Just after 10pm, darkness engulfed the theatre and sounds of the singing children from Ghost’s “Ashes” echoed through the PA. By that time fans had filtered in, but the venue was far from capacity. The black curtain covering the stage rose to the ceiling as the silhouettes of the Nameless Ghouls were unveiled. The crowd sang along as the headliner opened the set with “Rats” from their latest album Prequelle. Vocalist and mastermind behind the masked musicians, Tobias Forge, (whose stage character is Cardinal Copia) walked out clad in a black collared button-up and painted face. The persona Cardinal Copia is new to the Ghost story line after replacing the old vocalist character, Papa Emeritus III.
The stage consisted of a curved staircase that allowed the masked Ghouls to perch the drums and synthesizers high in the air for a bird’s eye view of the crowd. A cloth backdrop representing cathedral style stained glass windows stretched from the floor to the rafters. The Ghouls kept the crowd entertained as they incorporated the opening riff of “Smoke on the Water” before transitioning into “Ritual.” Cardinal Copia informed the crowd that they should keep their socks on because Ghost was going to rock them off. The corny, and sometimes sexual jokes, continued throughout the night and were well received by the crowd.

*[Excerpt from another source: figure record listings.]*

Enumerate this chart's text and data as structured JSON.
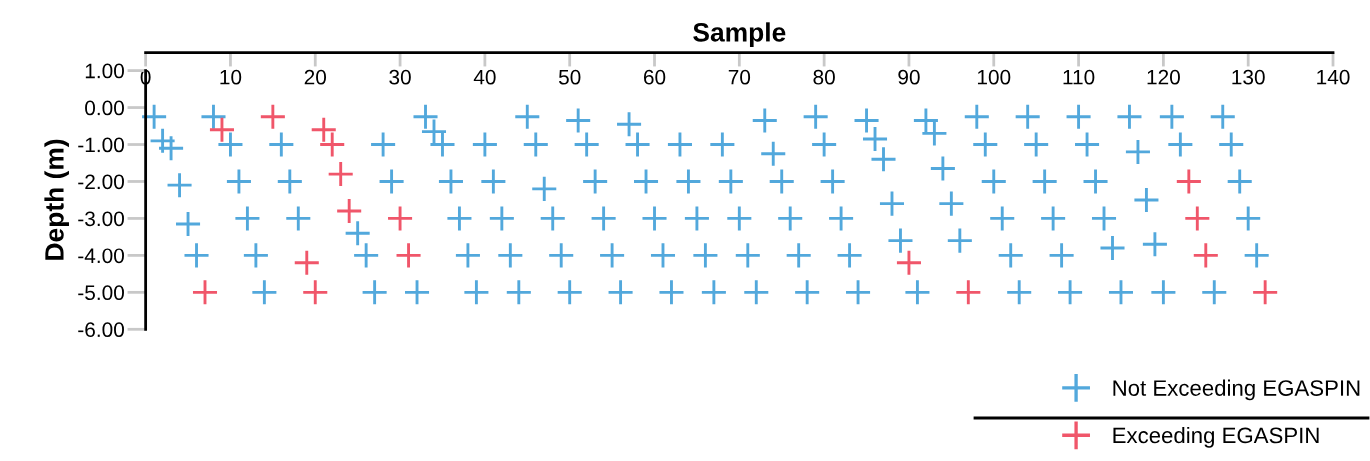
{
  "chart_data": {
    "type": "scatter",
    "xlabel": "Sample",
    "ylabel": "Depth (m)",
    "xlim": [
      0,
      140
    ],
    "xticks": [
      0,
      10,
      20,
      30,
      40,
      50,
      60,
      70,
      80,
      90,
      100,
      110,
      120,
      130,
      140
    ],
    "ylim": [
      -6,
      1
    ],
    "yticks": [
      {
        "value": 1,
        "label": "1.00"
      },
      {
        "value": 0,
        "label": "0.00"
      },
      {
        "value": -1,
        "label": "-1.00"
      },
      {
        "value": -2,
        "label": "-2.00"
      },
      {
        "value": -3,
        "label": "-3.00"
      },
      {
        "value": -4,
        "label": "-4.00"
      },
      {
        "value": -5,
        "label": "-5.00"
      },
      {
        "value": -6,
        "label": "-6.00"
      }
    ],
    "grid": false,
    "legend": "bottom right",
    "marker": "cross",
    "series": [
      {
        "name": "Not Exceeding EGASPIN",
        "color": "#52a8dc",
        "x": [
          1,
          2,
          3,
          4,
          5,
          6,
          8,
          10,
          11,
          12,
          13,
          14,
          16,
          17,
          18,
          25,
          26,
          27,
          28,
          29,
          32,
          33,
          34,
          35,
          36,
          37,
          38,
          39,
          40,
          41,
          42,
          43,
          44,
          45,
          46,
          47,
          48,
          49,
          50,
          51,
          52,
          53,
          54,
          55,
          56,
          57,
          58,
          59,
          60,
          61,
          62,
          63,
          64,
          65,
          66,
          67,
          68,
          69,
          70,
          71,
          72,
          73,
          74,
          75,
          76,
          77,
          78,
          79,
          80,
          81,
          82,
          83,
          84,
          85,
          86,
          87,
          88,
          89,
          91,
          92,
          93,
          94,
          95,
          96,
          98,
          99,
          100,
          101,
          102,
          103,
          104,
          105,
          106,
          107,
          108,
          109,
          110,
          111,
          112,
          113,
          114,
          115,
          116,
          117,
          118,
          119,
          120,
          121,
          122,
          126,
          127,
          128,
          129,
          130,
          131
        ],
        "values": [
          -0.25,
          -0.9,
          -1.1,
          -2.1,
          -3.15,
          -4.0,
          -0.25,
          -1.0,
          -2.0,
          -3.0,
          -4.0,
          -5.0,
          -1.0,
          -2.0,
          -3.0,
          -3.4,
          -4.0,
          -5.0,
          -1.0,
          -2.0,
          -5.0,
          -0.25,
          -0.65,
          -1.0,
          -2.0,
          -3.0,
          -4.0,
          -5.0,
          -1.0,
          -2.0,
          -3.0,
          -4.0,
          -5.0,
          -0.25,
          -1.0,
          -2.2,
          -3.0,
          -4.0,
          -5.0,
          -0.35,
          -1.0,
          -2.0,
          -3.0,
          -4.0,
          -5.0,
          -0.45,
          -1.0,
          -2.0,
          -3.0,
          -4.0,
          -5.0,
          -1.0,
          -2.0,
          -3.0,
          -4.0,
          -5.0,
          -1.0,
          -2.0,
          -3.0,
          -4.0,
          -5.0,
          -0.35,
          -1.25,
          -2.0,
          -3.0,
          -4.0,
          -5.0,
          -0.25,
          -1.0,
          -2.0,
          -3.0,
          -4.0,
          -5.0,
          -0.35,
          -0.85,
          -1.4,
          -2.6,
          -3.6,
          -5.0,
          -0.35,
          -0.7,
          -1.65,
          -2.6,
          -3.6,
          -0.25,
          -1.0,
          -2.0,
          -3.0,
          -4.0,
          -5.0,
          -0.25,
          -1.0,
          -2.0,
          -3.0,
          -4.0,
          -5.0,
          -0.25,
          -1.0,
          -2.0,
          -3.0,
          -3.8,
          -5.0,
          -0.25,
          -1.2,
          -2.5,
          -3.7,
          -5.0,
          -0.25,
          -1.0,
          -5.0,
          -0.25,
          -1.0,
          -2.0,
          -3.0,
          -4.0
        ]
      },
      {
        "name": "Exceeding EGASPIN",
        "color": "#f0566a",
        "x": [
          7,
          9,
          15,
          19,
          20,
          21,
          22,
          23,
          24,
          30,
          31,
          90,
          97,
          123,
          124,
          125,
          132
        ],
        "values": [
          -5.0,
          -0.6,
          -0.25,
          -4.2,
          -5.0,
          -0.6,
          -1.0,
          -1.8,
          -2.8,
          -3.0,
          -4.0,
          -4.2,
          -5.0,
          -2.0,
          -3.0,
          -4.0,
          -5.0
        ]
      }
    ]
  }
}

All jokes aside, Ghost executed a flawless set; they take that part seriously. The levels of the instruments were masterfully mixed and the stage setup was unparalleled. True masters of their craft, Ghost delivered one of the most unique performances I’ve seen to date. The uncompromised stage set-up only helped further display the masterful musicianship of the members. The crowd’s eyes were drawn to the right area of the stage as the lighting or fog illuminated the Nameless Ghouls during guitar and synthesizer solos. The bass and drums kept precision timing to keep the Ghouls on track. The band then kicked into the heavy offering of “Mummy Dust.” During the song, in true over-the-top Ghost fashion, fog cannons shot massive amounts of red, white, and blue confetti paper into the air that rained down on the crowd. Both visually and musically appealing, Ghost put on a truly memorable performance. “Dance Macabre” kept the crowd moving and singing along. The hour and a half set was closed out by an encore of “Monstrance Clock.” After witnessing Ghost in a live setting, it was obvious to me that they deserved the attention and recognition that they have received over the years. I see a bright and mysterious future for the masked Ghouls.